The reduced disparity between neonatal and adult sensor measurements during hypoxia may be explained due to the noted closer correlation between these sensors’ measurements when rScO2 values were lower. Previous studies have shown that low blood pressure and bradycardia, independent of hypoxemia, commonly affect regional tissue oxygenation.28 Decreased heart rate may lead to lower cardiac output and regional tissue oxygenation. Similarly, anemia may result in lower rScO2, although it remains unclear if there is a hematocrit threshold below which rScO2 is notably impacted.29 In our study, conditions of bradycardia and hematocrit <35% did not significantly decrease rScO2 to the same extent as systemic hypoxia.

To the best of our knowledge, this clinical study describes the largest cohort of infants being monitored simultaneously with adult and neonatal NIRS sensors, with approximately 4500 time points analyzed per infant. Additionally, our study evaluated the sensor discrepancies in a wide range of clinical scenarios and populations (prematurity, HIE, congenital heart disease, PDA), including periods of hemodynamic and ventilatory instability, which is important for generalization of results to a broader NICU population.

Our study has several limitations. First of all, we evaluated sensor readings from a single NIRS device. Several previous studies report significant differences between absolute values across different types of NIRS monitors.12,13,30,31 The discrepancy may even be higher when oxygenation is low. Andresen et al. monitored rScO2 in 10 preterm infants during apneic episodes with neonatal sensors from the INVOS™ 5100C and Nonin SenSmart™ X-100. The individual regressions displayed large and statistically significant variations in both infants and adults, suggesting that different NIRS devices give very different estimates when the oxygenation is low.32

Additionally, our study did not control for ctHb levels during monitoring periods. NIRS measures the average concentrations of oxyhemoglobin and deoxyhemoglobin, and previous studies showed pronounced dependence of sensitivity of oximeters based on the different ctHb.33,34 Kleisser et al. using a blood-lipid phantom model, revealed a ctHb dependence at the SafeBoosC intervention thresholds.12 At the hypoxic threshold rSO2, INVOS adult and neonatal sensors showed dependence on ctHb, with an uncertainty range of 9.2%. While low ctHb level may influence oxygen delivery and extraction, it is unlikely that the effect was significant in our study as most recent hematocrit, measured within a maximum of 82 h (mean 19.3 h) from NIRS data collection, did not affect the difference in readings between sensors.

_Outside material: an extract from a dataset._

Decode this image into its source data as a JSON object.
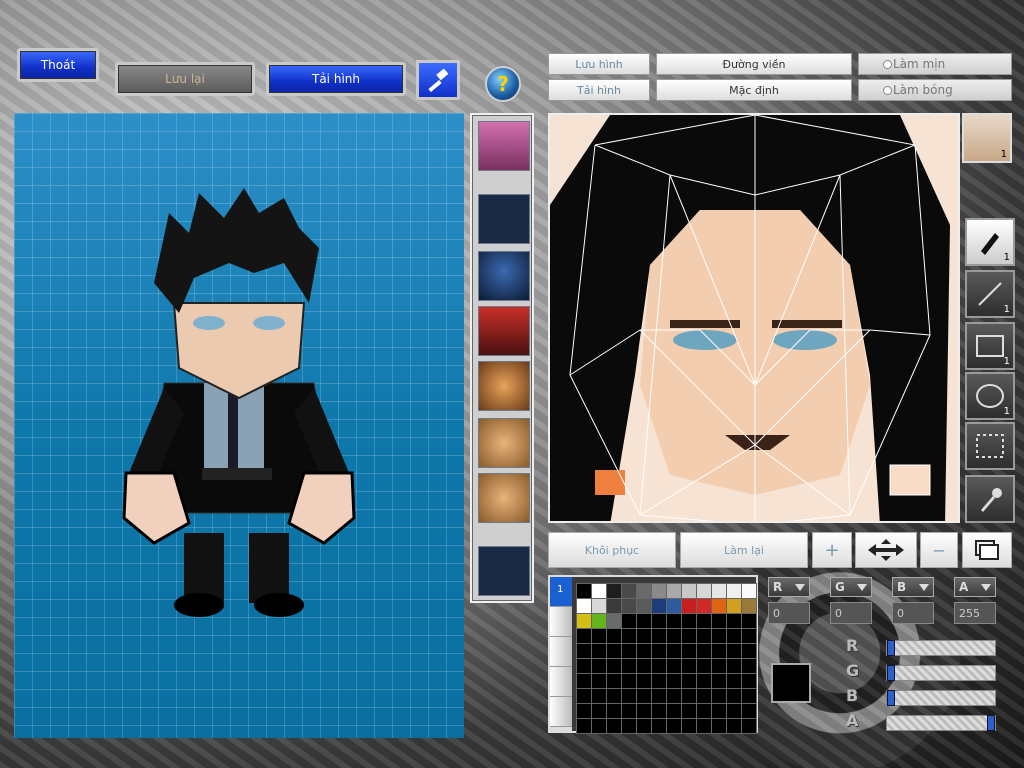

In conclusion, this study adds relevant information regarding differences in rScO2 using neonatal and adult sensors in a large cohort of neonates monitored with a single device. Marked variability in differences during high and low rScO2 readings was noted, with approximately 10% difference when adult sensors read 85%, but nearly similar (58.8%) readings when adult sensors read 55%. These findings raise a concern that estimating fixed differences of approximately 10% between adult and neonatal sensors may lead to an inaccurate diagnosis of cerebral hypoxia and result in subsequent unnecessary interventions. Further technical investigations into why the adult and neonatal sensors read differently are needed and future studies with neonatal NIRS monitoring should evaluate the association between optimal cerebral hypoxia thresholds and outcomes in larger clinical trials.